Two days before the deadline Rich Paul, Davis’ agent, called the league office and expressed concern that the Pelicans wouldn’t play Davis if he wasn’t traded, sources told ESPN. Paul told the league that Davis wanted to play.

Afraid of a possible injury that could affect future trade value and perhaps to improve draft positions, there was a growing expectation the Pelicans might put Davis on ice for the last 27 games of the season.

The Pelicans, as they dealt with Davis situation and other matters around the trade deadline (they made two other deals), had put the final decision off. At the time there were some voices within the organization supporting the option to not play him, sources said.

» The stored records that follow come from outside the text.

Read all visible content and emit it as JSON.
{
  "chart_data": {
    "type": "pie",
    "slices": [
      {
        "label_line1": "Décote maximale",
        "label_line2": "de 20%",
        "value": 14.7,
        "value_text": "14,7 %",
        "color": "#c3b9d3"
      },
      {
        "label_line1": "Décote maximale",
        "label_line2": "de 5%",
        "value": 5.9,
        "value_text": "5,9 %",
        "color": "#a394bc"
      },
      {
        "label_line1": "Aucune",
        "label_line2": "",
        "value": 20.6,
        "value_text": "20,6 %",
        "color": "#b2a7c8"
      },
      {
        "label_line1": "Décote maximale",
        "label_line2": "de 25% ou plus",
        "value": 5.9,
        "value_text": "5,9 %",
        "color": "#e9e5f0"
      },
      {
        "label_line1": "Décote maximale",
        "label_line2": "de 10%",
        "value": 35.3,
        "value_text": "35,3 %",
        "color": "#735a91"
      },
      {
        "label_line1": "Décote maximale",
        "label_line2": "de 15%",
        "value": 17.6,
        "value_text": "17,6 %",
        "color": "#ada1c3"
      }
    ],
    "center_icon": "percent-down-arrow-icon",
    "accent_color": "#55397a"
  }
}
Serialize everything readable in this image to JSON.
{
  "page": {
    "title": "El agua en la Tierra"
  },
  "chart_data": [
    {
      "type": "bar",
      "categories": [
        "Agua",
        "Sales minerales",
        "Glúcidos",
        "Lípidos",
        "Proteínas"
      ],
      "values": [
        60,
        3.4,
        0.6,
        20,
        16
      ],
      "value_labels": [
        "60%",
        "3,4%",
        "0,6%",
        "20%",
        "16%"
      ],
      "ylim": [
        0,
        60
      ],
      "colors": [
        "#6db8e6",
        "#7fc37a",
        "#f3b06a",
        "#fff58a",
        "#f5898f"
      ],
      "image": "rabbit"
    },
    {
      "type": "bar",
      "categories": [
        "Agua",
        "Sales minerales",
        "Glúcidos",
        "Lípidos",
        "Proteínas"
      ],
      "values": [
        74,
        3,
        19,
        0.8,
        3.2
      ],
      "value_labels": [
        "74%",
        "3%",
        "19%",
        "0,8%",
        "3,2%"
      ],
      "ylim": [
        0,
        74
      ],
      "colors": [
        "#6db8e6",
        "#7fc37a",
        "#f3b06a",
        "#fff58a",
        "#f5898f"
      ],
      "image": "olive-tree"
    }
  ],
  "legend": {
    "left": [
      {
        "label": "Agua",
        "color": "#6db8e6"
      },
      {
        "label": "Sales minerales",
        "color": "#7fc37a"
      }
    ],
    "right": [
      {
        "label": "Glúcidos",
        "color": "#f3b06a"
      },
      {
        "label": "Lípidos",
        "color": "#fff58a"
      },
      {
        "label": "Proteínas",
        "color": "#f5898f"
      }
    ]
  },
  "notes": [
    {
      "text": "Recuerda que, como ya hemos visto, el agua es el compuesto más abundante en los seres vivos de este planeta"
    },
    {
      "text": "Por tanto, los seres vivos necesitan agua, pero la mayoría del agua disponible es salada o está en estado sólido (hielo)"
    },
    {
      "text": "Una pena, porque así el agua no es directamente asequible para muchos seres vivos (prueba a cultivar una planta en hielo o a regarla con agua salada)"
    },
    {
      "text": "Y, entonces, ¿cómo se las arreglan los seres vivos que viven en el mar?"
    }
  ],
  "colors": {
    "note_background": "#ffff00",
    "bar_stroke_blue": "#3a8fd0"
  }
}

After reviewing the rules and some consideration, the league office informed the Pelicans that they would be expected to play Davis starting with Friday’s nationally-televised game against the Minnesota Timberwolves, sources said.

The league referred the Pelicans to rules put in place in 2017 that restrict teams from resting healthy players. The Pelicans, league sources said, were told they would be subject to a fine of $100,000 per game if Davis was benched.

Davis himself was fined $50,000 last week for breaking league rules when Paul publicly made a trade demand, the largest fine permitted.

After the trade deadline passed with Davis remaining on the team, the Pelicans requested a meeting with Davis to discuss the rest of the season. In that meeting Davis told the Pelicans he wanted to return to the floor – he’d recently missed three weeks with a finger injury — and play in as many games as possible.

The Pelicans knew they would likely lose in arbitration if they benched Davis. But there was an option of drastically reducing his playing time. After discussions, the team decided it would act “ethically” and return Davis to his previous role as starter and their centerpiece of the team, sources said. They also wanted to follow league rules.

Though it may cost them draft position — the Pelicans are 20-21 when Davis plays and 4-10 when he doesn’t this season — and risk injury, the team also wanted to respect Davis’ wishes, sources said.

Davis and the team agreed he would not play in back-to-backs — likely starting with Saturday’s game in Memphis — and that his minutes would possibly be reduced. An agreement was reached where Davis will consult with the team on which ends of back-to-backs he will play in the rest of the season, sources said.